What does Apple's iPhone have in common with the failed Apple Newton of more than a decade ago? Nothing. Yet.
is the provocative start to the article.
He tells us what we already know. Apple don't have an 'unblemished record' when it comes to introducing innovative new devices. Sure, but by that logic, neither do a number of other successful companies. Few businesses have a 100% success rate, particularly when they are as innovative and boundary-pushiing as Apple.
Hoskin claims that the Newton failed partly due to its poor implementation of a new technology - handwriting recognition - but primarily because of its high price.
He then somehow draws the conclusion that "Apple seems to be repeating the cycle again with iPhone".

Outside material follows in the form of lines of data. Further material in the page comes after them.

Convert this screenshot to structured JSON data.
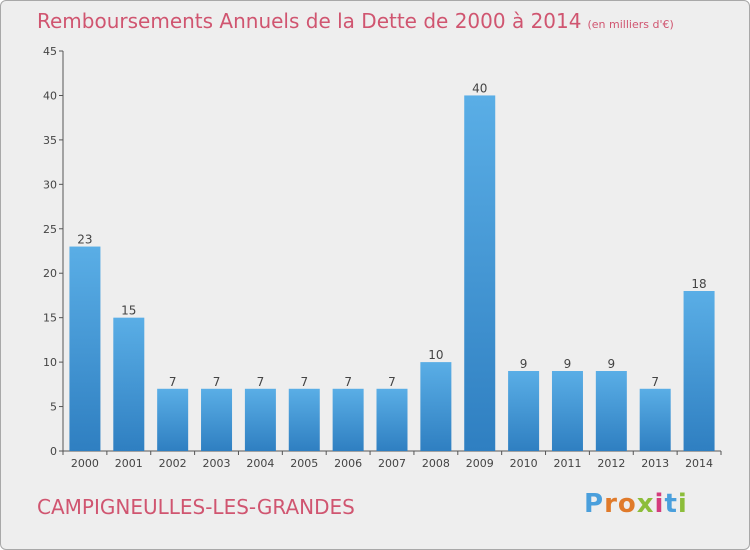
{
  "title": "Remboursements Annuels de la Dette de 2000 à 2014",
  "unit": "(en milliers d'€)",
  "commune": "CAMPIGNEULLES-LES-GRANDES",
  "logo": {
    "letters": [
      "P",
      "r",
      "o",
      "x",
      "i",
      "t",
      "i"
    ],
    "colors": [
      "#4a9fdc",
      "#e07a2a",
      "#e07a2a",
      "#8cbd3a",
      "#d43c7c",
      "#4a9fdc",
      "#8cbd3a"
    ]
  },
  "colors": {
    "title": "#d05570",
    "bar": "#4da1dc",
    "bar_dark": "#2f7fc1",
    "background": "#eeeeee"
  },
  "chart_data": {
    "type": "bar",
    "categories": [
      "2000",
      "2001",
      "2002",
      "2003",
      "2004",
      "2005",
      "2006",
      "2007",
      "2008",
      "2009",
      "2010",
      "2011",
      "2012",
      "2013",
      "2014"
    ],
    "values": [
      23,
      15,
      7,
      7,
      7,
      7,
      7,
      7,
      10,
      40,
      9,
      9,
      9,
      7,
      18
    ],
    "ylim": [
      0,
      45
    ],
    "yticks": [
      0,
      5,
      10,
      15,
      20,
      25,
      30,
      35,
      40,
      45
    ],
    "grid": false,
    "data_labels": true
  }
}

Aren't you forgetting something, David? The iPod. An absolutely phenomenal success that now has 80% of the portable music player market. You write as if Apple makes the same mistakes with every product it launches. It doesn't.
Apple's projections are to secure 1% of the global mobile market come 2008, a goal that independent analysts think is definitely achievable. The iPhone may not be a runaway, market-dominating success like the iPod is, just as Apple's computers aren't, but that doesn't mean the iPhone will flop.
Sure, there's hype and incredible excitement as we all wait for the iPhone, but there's also an incredibly hot, innovative product that other manufacturers are already taking serious note of. Would they take note of something that's destined to flop? I don't think so.